I am getting out of my comfort zone. It's so easy to be excited for other people getting out of their comfort zone, but when it comes to me getting out of mine, I don't like to think about it. I forget all the advice I give to people, all the verses that I have stored up in my head and I freak out. Why? Because I am an Apelt. We like to freak out.

I have no idea what I am doing. Flying to Missouri? I am 20 years old, in my mind, I am not old enough to get on a plane by myself. I am also not old enough to 'counsel' 12-16 year olds at camp. I still feel like a 12-16 year old myself. It is only by the grace of God that I will be able to do any of this in 5 days.

I know that I am going to learn so much. And be challenged, and be forced to get out of my comfort zone A LOT. Instead of being scared and freaking out, I am going to embrace that scary place outside of my comfort zone. I realize that I will grow more because I am getting out of my comfort zone. And I will be praying for my best friends as they get out of their comfort zone this summer.
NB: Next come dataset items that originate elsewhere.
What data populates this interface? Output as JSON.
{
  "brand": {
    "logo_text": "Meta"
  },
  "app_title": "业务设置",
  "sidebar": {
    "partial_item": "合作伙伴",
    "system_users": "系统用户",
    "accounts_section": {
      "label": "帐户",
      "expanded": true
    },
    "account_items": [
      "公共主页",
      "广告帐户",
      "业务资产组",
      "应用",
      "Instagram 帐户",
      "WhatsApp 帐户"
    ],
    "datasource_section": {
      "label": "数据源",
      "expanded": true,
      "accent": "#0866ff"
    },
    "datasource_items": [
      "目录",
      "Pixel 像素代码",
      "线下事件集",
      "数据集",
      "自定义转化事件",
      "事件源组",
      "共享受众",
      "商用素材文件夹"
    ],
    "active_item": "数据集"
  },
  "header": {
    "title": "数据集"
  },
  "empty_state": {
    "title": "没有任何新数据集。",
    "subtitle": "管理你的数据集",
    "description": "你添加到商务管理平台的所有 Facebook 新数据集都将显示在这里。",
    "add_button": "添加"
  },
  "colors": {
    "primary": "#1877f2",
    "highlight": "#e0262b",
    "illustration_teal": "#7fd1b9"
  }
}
So even if you have heard this 2 times, or 500 times, get out of your comfort zone. You won't regret it.

Monday, May 7, 2012

Jesus!

I am not made for this world. This is not my home.

For some reason, today is the day...an ordinary day...that I understand this.
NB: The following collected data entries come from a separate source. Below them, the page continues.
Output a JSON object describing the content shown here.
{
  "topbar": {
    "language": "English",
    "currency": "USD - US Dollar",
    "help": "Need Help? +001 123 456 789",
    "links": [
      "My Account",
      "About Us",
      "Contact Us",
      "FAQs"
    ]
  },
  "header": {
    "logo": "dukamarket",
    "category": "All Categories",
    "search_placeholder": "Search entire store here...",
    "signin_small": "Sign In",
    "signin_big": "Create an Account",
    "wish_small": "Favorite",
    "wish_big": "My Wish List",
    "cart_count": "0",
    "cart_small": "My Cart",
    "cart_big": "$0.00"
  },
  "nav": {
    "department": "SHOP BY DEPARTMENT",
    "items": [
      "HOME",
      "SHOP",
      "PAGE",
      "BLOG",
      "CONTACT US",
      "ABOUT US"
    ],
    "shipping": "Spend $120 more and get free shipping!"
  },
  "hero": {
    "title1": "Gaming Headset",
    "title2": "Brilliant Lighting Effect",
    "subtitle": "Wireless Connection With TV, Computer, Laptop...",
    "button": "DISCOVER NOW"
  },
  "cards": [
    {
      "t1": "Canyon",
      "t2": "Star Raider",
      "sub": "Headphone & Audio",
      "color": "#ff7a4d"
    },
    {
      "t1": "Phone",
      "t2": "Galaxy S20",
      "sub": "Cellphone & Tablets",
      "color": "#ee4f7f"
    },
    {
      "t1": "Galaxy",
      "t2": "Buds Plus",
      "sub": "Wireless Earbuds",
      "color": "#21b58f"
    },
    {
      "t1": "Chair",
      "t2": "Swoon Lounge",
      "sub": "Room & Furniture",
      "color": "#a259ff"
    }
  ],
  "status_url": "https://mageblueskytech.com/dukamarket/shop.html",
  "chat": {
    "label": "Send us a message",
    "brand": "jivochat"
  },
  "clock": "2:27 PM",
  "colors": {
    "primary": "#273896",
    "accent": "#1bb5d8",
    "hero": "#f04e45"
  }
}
After a long day of studying for exams, hearing of loss, saying goodbye to friends, being surrounded by conflict, heartache, hardship and struggle, I get it. I am not home, I am just passing through.

One of my favorite songs this year was "Where I Belong" by Building 429 (go listen to it NOW if you don't know it). The best line. in my opinion, says "Take this world, and give me Jesus." That is exactly how I felt tonight.

Saying goodbye is never fun, even if you know you are going to see that person in 2 days. It is hard! It feels like your friendship is going to be over, all of these doubts and lies come into you mind and it just hurts. It's one of the worst pains. Gosh. It hurts. Most of the time it hurts because of all the good times you had. You recall all the memories and that makes saying goodbye even harder...you never want to forget those memories. That's how it is for me at least. So after saying goodbye today along with being surrounded by so much hurt and hardship, all I wanted was Jesus. To rest in Jesus. To be still in His presence. To be quiet. To thank Him for being un-changing in this ever-changing world. All I wanted was Jesus.

And that is when it hit me, like a ton of bricks. This place is not my home.

My home is in the arms of my savior Jesus Christ.